Books represent permanence. Having a book published is sort of holy grail for a writer. Forget that you, the writer, aren’t likely to make much bankable revenue from it – having a Published Book somehow makes you more real.

Our accumulated knowledge is stored in books.  Our earliest memories of learning are from pages of texts, often pages used by previous classes and marked with their memories as well.

There is no visual that makes as strong a statement for learning as does the library, with its tall shelves filled top to bottom with volumes that, maybe someday, one might have a chance to read.

I still remember with awe the first library that had moving stacks – the room was so filled with books that the shelves were fit against each other and a mechanical device separated them at the desired location so you could find the work you sought. For a book-deprived book lover this was heaven!

Google Books and the growing group of digital readers lack this visual punch. Yet they have the potential to make the book stronger and more vibrant. Instead of being hidden away, the book become more accessible. Instead of pages decaying with age, the material is preserved in a sharable format.

The students at Cushing Academy, like students elsewhere, are of an age where they are technology natives. Those born in the past two decades don’t have the same hardwired connection to paper page and to the paradigm of physical page turning that those of use born before the digital age do.

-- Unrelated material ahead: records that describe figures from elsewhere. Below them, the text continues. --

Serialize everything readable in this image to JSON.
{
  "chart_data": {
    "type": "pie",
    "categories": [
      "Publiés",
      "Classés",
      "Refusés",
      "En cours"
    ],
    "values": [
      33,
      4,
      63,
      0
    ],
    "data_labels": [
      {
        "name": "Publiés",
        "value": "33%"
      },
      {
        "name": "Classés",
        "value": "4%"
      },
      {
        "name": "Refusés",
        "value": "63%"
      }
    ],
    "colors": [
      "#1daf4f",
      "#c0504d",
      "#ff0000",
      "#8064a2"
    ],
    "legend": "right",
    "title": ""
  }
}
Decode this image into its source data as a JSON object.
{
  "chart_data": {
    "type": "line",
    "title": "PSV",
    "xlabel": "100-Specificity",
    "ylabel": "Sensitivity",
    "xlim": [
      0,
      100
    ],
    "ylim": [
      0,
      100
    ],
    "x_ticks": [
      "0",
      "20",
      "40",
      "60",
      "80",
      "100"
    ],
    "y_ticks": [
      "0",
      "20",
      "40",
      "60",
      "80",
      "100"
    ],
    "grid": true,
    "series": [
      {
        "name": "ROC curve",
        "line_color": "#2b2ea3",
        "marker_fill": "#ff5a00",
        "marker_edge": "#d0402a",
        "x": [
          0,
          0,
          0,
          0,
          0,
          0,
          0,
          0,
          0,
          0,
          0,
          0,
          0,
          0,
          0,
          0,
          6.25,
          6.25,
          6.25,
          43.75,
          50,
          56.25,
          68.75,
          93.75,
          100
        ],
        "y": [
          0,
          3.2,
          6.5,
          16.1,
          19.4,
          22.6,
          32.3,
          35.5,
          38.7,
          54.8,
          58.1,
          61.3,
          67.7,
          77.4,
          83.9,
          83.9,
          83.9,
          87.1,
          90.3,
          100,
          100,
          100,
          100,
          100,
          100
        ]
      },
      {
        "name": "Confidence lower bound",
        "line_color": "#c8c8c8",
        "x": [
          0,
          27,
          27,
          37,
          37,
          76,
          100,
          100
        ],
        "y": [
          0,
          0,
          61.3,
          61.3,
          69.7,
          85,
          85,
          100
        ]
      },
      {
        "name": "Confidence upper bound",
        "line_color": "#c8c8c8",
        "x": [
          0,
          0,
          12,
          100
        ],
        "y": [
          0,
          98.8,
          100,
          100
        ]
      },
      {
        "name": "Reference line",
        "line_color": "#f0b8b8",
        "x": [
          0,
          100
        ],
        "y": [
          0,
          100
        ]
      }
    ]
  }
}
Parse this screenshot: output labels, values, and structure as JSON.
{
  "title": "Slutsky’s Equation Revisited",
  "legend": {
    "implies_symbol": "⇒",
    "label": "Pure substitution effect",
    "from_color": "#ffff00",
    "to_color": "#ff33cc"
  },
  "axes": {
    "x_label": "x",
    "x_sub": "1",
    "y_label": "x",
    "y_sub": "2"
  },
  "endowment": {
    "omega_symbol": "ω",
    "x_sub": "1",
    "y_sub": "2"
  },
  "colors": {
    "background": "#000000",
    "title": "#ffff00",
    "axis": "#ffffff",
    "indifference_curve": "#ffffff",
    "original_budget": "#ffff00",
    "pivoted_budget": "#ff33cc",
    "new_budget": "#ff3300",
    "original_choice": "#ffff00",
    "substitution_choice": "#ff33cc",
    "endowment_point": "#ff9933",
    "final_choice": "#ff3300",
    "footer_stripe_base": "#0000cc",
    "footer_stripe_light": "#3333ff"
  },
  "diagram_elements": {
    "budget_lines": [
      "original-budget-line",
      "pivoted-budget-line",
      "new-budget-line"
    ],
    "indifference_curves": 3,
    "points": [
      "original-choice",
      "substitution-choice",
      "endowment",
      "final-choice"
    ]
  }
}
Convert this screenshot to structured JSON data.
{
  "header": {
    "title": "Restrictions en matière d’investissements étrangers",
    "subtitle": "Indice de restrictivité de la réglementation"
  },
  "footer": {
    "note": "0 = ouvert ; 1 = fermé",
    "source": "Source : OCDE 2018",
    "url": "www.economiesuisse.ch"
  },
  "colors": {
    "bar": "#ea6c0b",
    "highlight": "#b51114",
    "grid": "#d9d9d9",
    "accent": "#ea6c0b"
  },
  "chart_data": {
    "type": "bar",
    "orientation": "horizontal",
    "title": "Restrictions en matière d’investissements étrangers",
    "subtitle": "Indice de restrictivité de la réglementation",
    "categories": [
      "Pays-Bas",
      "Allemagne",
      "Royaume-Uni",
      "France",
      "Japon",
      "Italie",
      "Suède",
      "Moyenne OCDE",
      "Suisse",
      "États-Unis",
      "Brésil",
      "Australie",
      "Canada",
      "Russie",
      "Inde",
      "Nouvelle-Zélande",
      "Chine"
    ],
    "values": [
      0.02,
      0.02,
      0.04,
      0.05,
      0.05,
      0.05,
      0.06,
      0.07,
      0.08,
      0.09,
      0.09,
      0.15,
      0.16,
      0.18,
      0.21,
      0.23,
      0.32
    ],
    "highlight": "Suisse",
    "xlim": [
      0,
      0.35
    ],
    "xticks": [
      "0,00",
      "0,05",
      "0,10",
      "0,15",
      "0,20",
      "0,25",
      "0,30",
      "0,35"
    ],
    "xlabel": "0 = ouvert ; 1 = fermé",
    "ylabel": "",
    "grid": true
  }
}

And that’s why the big shift at Cushing happened. The Library has been transformed: its printed books have been replaced with electronic ones.

In an NPR interview about this change, one student was quoted as saying that she loved the thought of the library and all its books, but she never went there. Now, that is it a sort of social learning center with all digital material, she is there all the time. She still loves the library, she says, but now she loves it and uses it.

Let’s say this again – this ritzy private school has replaced the majority of its books with digital works.
 
In PR speak, it says it has done this to be at the “forefront of a pedagogical and technological shift.” In other words, teaching and learning is no longer tied to Books-as-We-Know them.

A book is a long-term collection of information, knowledge, and human expression. We know and love the printed book because, well, it is what we know and love.  Being accessible in a digital form doesn’t make them any less books – it just makes them books delivered in a different form.